Wednesday, October 7, 2009

Pots of Tea

So I have found that my new kick, as of being sick for the past week or so, has been tea. I have the feeling I am turning into a bit of a hipster as I sit here in a flannel shirt I bought at a thrift store, working on my laptop that is covered in, what one friend described as "hippie stickers," sipping on a pot of vanilla tea (which wasn't all the good truth be told) at espresso royale, while listening to part of the soundtrack of "Where the Wild Things Are", and updating my blog...oh yeah, the hipster is bleeding forth from my eyeballs. I think it is probably just another phase. I have realized that, that is kind of how people function; and my hypothesis, contrary to popular belief, would be that this is how people of all ages function and live.

I associate different phases of my life with music, clothing and people. Each phase has a different anthem, a different t-shirt, and different hang out, and when the phase is over I have all of these relics to look back on and jog memories. I think it is beautiful. There is nothing wrong with change, we are constantly changing and it would only make sense that our tastes and hobbies would do so along with us. Each phase of life requires something different from our surroundings and being the adaptable species that we are we take what we have around us and utilize what this "section" of life requires. Currently I have 11 piercings (oh yeah...I got another one) and am scheduled for a tattoo in December, but I hold no delusions that when the time comes I will let the holes in my head heal and move on (the tattoo gets to sick around forever but I am hoping that my old saggy self will be able to enjoy it, if not love it.) My theory on why I get things pierced (other than the really cute guy who works in the shop named Andy) would be that I require occasional change in my appearance that I can control.
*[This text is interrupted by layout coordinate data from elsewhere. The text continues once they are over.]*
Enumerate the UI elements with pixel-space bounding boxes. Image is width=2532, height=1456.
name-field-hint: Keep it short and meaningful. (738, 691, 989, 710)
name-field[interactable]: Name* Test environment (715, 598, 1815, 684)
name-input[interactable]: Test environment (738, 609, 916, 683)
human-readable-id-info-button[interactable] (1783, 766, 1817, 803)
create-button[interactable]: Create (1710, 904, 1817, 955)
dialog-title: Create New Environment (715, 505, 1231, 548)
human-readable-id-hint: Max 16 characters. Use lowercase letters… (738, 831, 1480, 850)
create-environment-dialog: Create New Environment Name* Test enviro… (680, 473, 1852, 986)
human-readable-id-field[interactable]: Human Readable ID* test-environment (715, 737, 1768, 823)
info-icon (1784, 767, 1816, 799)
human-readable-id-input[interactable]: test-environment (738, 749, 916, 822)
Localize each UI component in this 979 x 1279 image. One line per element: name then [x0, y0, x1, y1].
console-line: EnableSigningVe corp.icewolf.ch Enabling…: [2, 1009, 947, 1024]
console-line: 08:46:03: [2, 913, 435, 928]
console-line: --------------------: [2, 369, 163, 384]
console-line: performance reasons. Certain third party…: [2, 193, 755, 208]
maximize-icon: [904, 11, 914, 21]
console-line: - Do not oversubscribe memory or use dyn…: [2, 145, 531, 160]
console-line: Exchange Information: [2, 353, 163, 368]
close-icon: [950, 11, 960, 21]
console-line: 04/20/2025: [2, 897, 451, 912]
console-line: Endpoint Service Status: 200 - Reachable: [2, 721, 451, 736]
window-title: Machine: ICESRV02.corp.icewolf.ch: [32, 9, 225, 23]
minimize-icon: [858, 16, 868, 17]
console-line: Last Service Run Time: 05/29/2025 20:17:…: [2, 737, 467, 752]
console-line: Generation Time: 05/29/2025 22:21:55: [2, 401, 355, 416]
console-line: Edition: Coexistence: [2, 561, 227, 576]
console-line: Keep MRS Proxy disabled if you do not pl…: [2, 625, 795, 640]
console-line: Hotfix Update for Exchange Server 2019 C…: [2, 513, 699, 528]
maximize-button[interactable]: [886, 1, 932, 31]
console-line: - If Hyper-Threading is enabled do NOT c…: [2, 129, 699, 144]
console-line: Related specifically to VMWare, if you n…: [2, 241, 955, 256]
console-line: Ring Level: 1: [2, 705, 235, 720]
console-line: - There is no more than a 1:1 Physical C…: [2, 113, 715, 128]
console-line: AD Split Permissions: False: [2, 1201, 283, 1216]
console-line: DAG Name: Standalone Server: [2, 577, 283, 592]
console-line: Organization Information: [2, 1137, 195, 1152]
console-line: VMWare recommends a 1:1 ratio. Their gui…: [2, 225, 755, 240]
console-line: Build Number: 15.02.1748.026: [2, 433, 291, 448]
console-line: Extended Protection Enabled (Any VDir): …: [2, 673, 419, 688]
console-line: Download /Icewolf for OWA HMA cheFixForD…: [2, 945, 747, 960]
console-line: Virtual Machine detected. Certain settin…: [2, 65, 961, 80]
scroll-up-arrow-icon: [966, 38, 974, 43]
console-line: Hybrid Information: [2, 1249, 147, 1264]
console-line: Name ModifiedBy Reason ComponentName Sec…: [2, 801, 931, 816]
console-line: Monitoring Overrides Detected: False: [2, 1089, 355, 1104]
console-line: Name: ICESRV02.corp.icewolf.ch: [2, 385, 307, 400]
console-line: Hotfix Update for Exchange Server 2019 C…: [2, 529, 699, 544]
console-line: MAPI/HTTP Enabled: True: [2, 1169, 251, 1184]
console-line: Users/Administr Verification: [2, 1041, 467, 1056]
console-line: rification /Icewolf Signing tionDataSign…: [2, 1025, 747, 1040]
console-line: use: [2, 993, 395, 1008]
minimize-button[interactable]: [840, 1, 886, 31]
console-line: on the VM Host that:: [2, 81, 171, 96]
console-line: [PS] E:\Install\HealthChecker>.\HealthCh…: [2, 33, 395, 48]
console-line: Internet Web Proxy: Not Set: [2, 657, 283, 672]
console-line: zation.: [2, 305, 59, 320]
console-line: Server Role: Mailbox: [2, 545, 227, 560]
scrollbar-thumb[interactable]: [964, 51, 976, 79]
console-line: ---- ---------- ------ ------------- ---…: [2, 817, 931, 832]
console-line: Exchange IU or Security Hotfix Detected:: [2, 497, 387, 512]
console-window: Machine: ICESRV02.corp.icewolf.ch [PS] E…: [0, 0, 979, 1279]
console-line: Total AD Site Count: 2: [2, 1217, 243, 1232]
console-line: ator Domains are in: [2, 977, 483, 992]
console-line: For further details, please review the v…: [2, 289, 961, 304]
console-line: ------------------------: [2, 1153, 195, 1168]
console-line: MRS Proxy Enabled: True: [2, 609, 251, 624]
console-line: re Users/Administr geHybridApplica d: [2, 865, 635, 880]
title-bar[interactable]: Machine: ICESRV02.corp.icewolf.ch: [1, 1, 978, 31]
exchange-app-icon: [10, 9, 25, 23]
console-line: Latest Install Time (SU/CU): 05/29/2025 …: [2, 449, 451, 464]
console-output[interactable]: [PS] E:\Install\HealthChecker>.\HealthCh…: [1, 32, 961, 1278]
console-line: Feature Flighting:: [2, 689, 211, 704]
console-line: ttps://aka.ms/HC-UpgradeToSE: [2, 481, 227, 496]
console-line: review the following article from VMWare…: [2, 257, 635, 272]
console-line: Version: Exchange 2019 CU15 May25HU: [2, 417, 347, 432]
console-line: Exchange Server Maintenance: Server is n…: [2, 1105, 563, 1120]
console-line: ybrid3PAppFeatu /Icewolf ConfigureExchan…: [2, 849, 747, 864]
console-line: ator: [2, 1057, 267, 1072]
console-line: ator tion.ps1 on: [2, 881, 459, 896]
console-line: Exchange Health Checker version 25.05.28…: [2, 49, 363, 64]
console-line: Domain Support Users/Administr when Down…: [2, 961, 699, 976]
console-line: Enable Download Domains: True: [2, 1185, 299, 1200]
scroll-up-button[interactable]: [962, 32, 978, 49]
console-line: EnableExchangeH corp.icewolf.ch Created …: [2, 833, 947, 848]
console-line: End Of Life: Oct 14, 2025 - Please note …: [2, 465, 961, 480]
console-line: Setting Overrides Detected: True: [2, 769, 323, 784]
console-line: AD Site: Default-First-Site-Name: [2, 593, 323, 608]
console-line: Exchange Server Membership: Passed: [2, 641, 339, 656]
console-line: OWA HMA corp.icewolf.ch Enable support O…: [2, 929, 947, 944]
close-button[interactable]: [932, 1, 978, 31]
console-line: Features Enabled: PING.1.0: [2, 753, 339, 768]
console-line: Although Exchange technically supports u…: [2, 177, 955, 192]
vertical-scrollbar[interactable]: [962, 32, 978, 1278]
I also require some semblance of being unique and this is my way to express that. You might at this point be thinking that I am a "poser" and that I should go back to my Ann Arbor bubbble and write slam poetry; but "frankly my dear, I don't give a damn," it makes me happy, and if that makes me a poser let me only say that I will be posing for life!

Here is what I say...screw it, here is what I shout: do what makes you happy. If that means punching holes in your face, or rushing a sorority, or playing a sport, or singing in a glee club, do it. You don't have time to be unhappy, you don't have time to be sad, you don't have time to think about what you might have done had you not been too scared to do it. If your friends laugh, and ridicule you, find new friends, there are plenty to be had and people are so different that I have doubt in your ability to find others that, like you, who are seeking their happiness in some "lame" way that nobody understands. There are going to be enough parts of your life that are going to make you unhappy that you have no control over. You are going to have jobs you don't like, you are going to have to be around people that agitate the hell out of you, and there are a million other things that are just part of living that are going to put you down, depress you and make you want to curl into the fetal position and never wake up in the morning. You can't escape these things, you can't change them and they are going to put gray hairs on your head no matter what. No one is perfectly happy, so through the idea that you have to be out the window. But the things you DO have control over, don't make them the unhappy moments of your life.

Okay I am stepping off the soap box now, I know everything I say is easier said than done, but I hope it might give people food for thought.

Yours Always,
~The Singing Ginger

Monday, October 5, 2009

Hope (Not just an Obama Thing)


Hope is a dangerous, dangerous thing.

Hope can keep alive the spirits of millions but can also spur on a lag in life that will put you at a stand still because you are living in a hope that will never be realized. Hope has kept me after guys that I should have been over much more quickly, hope also got me through the cancer and eventual death of one of my best friends, hope keeps me going everyday when I find that my existence has amounted to very little and I don't think I am going anywhere with my life. Hope is a dangerous thing because, to be frank, we have to learn that giving it up is not always a bad thing. Sometimes giving up hope means moving on with life, means new beginnings, means being able to make room to hope for something else. Hope is a dangerous thing.

And what happens when your lack of hope has been a protection mechanism? When you have made the conscious decisions not to hope for something because you knew that there was no way it could be yours? That you were satisfied with just not hoping because it meant that you had more space in your head to think? That functioning was not depending on hope but the lack of it? And what happens when that thing becomes a far off distant possibility? How does one deal with that? Hope does one deal with the surprising presence of hope? Hmmmmmm...I will get back to you.